Investigators have demonstrated that the development and progression of Alzheimer’s disease is influenced by damaged to the mitochondria — the energy center for each cell.
In particular, researchers discovered attacks on the mitochondrial protein Drp1 by the free radical nitric oxide causes a chemical reaction called S-nitrosylation that contributes to the neurodegeneration associated with Alzheimer’s disease.
Prior to this study, the mechanism by which beta-amyloid protein caused synaptic damage to neurons in Alzheimer’s disease was unknown. These findings suggest that preventing S-nitrosylation of Drp1 may reduce or even prevent neurodegeneration in Alzheimer’s patients.
The team of scientists, led by neuroscientist and clinical neurologist Stuart A. Lipton, M.D., Ph.D., director of the Del E. Webb Center for Neuroscience, Aging and Stem Cell Research, showed that S-nitrosylated Drp1 (SNO-Drp1) facilitates mitochondrial fragmentation, damaging regions of nerve cell communication called synapses.
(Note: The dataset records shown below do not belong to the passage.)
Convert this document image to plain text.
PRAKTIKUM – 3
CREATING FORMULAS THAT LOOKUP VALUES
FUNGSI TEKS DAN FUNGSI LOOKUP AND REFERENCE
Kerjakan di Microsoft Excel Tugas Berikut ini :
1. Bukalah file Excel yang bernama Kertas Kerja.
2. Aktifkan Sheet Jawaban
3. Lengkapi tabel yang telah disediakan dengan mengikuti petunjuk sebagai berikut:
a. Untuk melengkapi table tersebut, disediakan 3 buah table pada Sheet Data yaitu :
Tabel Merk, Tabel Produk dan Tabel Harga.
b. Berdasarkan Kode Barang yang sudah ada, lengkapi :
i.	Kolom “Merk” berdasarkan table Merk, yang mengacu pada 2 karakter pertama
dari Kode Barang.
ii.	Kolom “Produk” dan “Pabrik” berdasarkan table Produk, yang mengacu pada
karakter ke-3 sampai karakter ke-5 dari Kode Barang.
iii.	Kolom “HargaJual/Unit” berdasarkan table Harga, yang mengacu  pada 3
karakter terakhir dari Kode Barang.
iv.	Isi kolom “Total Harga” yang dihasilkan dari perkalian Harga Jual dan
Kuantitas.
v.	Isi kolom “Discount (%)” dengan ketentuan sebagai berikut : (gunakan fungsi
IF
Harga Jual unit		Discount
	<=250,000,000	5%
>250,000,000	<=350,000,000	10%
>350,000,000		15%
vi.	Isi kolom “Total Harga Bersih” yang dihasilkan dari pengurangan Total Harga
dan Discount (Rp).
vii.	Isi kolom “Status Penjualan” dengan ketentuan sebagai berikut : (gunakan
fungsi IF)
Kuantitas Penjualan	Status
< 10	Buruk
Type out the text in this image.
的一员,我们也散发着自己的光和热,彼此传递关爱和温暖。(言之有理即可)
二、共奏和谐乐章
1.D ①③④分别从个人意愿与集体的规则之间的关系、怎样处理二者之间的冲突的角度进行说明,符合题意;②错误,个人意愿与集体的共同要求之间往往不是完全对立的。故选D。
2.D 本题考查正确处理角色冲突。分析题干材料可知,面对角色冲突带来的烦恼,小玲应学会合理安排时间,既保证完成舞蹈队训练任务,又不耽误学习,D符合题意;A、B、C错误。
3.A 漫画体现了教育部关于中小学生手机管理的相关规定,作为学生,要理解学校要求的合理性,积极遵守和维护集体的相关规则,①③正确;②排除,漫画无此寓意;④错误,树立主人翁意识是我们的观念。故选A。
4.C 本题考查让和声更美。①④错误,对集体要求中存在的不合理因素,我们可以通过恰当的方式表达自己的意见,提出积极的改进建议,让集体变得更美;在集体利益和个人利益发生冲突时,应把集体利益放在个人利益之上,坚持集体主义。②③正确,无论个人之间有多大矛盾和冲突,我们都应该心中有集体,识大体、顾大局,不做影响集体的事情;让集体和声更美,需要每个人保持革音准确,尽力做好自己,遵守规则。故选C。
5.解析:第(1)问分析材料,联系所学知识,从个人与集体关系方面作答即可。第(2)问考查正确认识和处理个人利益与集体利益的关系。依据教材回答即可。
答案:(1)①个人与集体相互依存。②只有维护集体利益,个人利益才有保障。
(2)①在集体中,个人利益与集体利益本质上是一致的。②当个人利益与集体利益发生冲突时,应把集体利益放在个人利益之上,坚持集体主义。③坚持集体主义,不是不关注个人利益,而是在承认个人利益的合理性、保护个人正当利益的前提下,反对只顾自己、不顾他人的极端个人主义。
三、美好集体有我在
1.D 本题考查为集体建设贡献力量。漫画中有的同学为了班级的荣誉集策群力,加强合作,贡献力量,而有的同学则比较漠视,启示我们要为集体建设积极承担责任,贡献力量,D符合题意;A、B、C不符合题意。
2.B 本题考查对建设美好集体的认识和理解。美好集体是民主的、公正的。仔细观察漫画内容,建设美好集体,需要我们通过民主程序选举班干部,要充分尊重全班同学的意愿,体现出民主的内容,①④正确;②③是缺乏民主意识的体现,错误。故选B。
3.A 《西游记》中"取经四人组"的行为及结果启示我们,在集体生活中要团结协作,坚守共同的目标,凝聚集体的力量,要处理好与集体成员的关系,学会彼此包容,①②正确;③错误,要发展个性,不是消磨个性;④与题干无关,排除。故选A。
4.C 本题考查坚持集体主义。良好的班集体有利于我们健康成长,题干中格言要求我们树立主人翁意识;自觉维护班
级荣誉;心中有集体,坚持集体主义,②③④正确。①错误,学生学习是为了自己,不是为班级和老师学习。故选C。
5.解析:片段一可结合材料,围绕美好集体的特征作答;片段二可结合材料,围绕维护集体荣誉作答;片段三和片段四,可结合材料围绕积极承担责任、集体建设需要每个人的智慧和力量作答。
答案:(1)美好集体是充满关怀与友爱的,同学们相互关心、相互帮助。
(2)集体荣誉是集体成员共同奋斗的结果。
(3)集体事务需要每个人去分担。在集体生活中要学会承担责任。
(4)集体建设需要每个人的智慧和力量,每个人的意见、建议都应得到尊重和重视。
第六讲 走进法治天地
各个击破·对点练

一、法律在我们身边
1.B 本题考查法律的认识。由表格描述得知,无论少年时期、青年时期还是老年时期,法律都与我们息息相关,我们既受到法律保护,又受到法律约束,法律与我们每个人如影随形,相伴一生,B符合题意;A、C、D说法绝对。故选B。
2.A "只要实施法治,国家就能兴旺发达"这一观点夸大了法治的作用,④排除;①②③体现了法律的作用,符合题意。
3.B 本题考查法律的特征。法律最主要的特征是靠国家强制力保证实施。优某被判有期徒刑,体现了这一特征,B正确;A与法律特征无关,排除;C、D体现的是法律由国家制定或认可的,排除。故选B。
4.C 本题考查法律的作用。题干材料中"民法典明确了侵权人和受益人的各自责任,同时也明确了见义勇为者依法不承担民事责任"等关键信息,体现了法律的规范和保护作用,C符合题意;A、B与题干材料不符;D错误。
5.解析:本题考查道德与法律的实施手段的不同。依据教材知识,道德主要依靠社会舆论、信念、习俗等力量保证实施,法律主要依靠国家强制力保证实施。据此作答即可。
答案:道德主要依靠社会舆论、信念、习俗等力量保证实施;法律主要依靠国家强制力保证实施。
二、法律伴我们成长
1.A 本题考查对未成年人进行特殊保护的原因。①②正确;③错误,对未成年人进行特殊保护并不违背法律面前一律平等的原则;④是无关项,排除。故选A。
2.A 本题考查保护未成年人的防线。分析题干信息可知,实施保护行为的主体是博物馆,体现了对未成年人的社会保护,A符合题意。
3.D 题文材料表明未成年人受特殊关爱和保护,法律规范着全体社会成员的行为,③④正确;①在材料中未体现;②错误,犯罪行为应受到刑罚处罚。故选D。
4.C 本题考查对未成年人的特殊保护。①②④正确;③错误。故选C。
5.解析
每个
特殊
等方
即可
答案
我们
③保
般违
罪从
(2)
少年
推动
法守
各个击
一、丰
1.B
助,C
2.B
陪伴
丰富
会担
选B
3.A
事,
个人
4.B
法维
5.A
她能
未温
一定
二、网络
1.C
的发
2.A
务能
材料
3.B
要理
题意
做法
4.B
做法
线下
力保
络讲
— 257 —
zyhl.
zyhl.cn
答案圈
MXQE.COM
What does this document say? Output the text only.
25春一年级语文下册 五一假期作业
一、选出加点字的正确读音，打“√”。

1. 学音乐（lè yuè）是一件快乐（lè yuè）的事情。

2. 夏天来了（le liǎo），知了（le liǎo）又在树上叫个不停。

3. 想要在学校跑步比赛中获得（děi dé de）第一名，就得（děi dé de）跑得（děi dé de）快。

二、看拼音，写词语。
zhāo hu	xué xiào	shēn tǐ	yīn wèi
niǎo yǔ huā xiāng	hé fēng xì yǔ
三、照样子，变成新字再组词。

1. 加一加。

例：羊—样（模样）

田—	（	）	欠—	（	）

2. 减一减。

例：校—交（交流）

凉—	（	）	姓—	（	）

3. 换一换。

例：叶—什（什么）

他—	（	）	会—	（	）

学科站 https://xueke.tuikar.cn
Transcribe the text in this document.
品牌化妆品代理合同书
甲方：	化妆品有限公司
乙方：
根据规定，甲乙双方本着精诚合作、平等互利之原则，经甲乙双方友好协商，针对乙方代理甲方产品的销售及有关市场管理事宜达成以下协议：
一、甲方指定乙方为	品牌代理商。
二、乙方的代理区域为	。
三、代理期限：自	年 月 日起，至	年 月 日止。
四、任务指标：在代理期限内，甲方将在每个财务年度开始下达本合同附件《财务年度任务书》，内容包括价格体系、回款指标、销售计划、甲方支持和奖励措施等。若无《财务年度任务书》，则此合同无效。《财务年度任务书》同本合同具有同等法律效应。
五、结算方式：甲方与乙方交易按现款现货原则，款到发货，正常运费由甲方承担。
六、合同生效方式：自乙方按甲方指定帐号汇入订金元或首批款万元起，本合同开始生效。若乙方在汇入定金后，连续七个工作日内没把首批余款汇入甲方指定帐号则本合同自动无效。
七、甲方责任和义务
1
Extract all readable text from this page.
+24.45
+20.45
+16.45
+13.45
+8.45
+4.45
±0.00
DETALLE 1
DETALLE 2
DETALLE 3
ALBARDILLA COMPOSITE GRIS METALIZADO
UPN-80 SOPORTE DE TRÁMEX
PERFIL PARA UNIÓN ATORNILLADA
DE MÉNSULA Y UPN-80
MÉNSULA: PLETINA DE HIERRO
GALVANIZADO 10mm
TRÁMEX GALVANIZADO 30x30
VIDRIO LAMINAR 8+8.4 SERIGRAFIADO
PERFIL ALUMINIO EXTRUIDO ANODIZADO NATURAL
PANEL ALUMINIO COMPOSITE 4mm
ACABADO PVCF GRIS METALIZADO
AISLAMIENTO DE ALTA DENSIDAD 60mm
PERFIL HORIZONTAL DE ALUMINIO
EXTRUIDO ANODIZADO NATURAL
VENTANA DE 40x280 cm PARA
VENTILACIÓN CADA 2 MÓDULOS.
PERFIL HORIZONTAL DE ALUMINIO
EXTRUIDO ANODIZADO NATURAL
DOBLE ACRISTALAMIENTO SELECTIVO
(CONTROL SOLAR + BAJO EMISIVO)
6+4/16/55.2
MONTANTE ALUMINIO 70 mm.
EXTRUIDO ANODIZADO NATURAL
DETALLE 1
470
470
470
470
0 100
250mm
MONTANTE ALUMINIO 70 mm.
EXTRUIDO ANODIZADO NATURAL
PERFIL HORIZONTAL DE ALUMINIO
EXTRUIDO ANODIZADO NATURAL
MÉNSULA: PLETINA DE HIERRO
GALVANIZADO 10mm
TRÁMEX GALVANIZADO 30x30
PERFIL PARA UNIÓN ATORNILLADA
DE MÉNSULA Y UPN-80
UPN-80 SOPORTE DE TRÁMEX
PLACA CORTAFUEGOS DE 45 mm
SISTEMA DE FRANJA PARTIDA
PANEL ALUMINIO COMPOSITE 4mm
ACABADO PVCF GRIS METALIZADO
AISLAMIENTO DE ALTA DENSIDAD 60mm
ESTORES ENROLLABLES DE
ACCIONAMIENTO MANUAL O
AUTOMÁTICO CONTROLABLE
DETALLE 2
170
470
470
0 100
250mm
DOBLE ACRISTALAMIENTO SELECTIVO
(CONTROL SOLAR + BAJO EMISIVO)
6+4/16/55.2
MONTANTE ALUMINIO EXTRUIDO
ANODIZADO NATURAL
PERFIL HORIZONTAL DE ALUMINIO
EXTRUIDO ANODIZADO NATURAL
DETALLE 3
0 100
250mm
Mitochondria are the energy storehouses of the cell, and their compromise by excessive fragmentation causes synaptic injury and eventual nerve cell death. Synapses are critical for learning and memory and their impairment leads to the dementia seen in Alzheimer’s patients.
“We now have a better understanding of the mechanism by which beta-amyloid protein causes neurodegeneration in Alzheimer’s disease,” said Dr. Lipton.
“We found that beta-amyloid can generate nitric oxide that reacts with Drp1. By identifying Drp1 as the protein responsible for synaptic injury, we now have a new target for developing drugs that may slow or stop the progression of Alzheimer’s.”
Drp1 is an enzyme that mediates fission or fragmentation of mitochondria. The Burnham researchers showed that excessive production of nitric oxide caused S-nitrosylation of Drp1 and induced excessive fragmentation of mitochondria in cultured nerve cells or neurons.
The scientists also showed that beta-amyloid protein multimers, which had been previously implicated in Alzheimer’s disease, induced formation of SNO-Drp1. Importantly, elevated SNO-Drp1 levels were also found in human brains of Alzheimer’s patients, but not in those with Parkinson’s disease or controls who didn’t have neurodegenerative diseases.
The paper was published in the April 3 issue of the journal Science.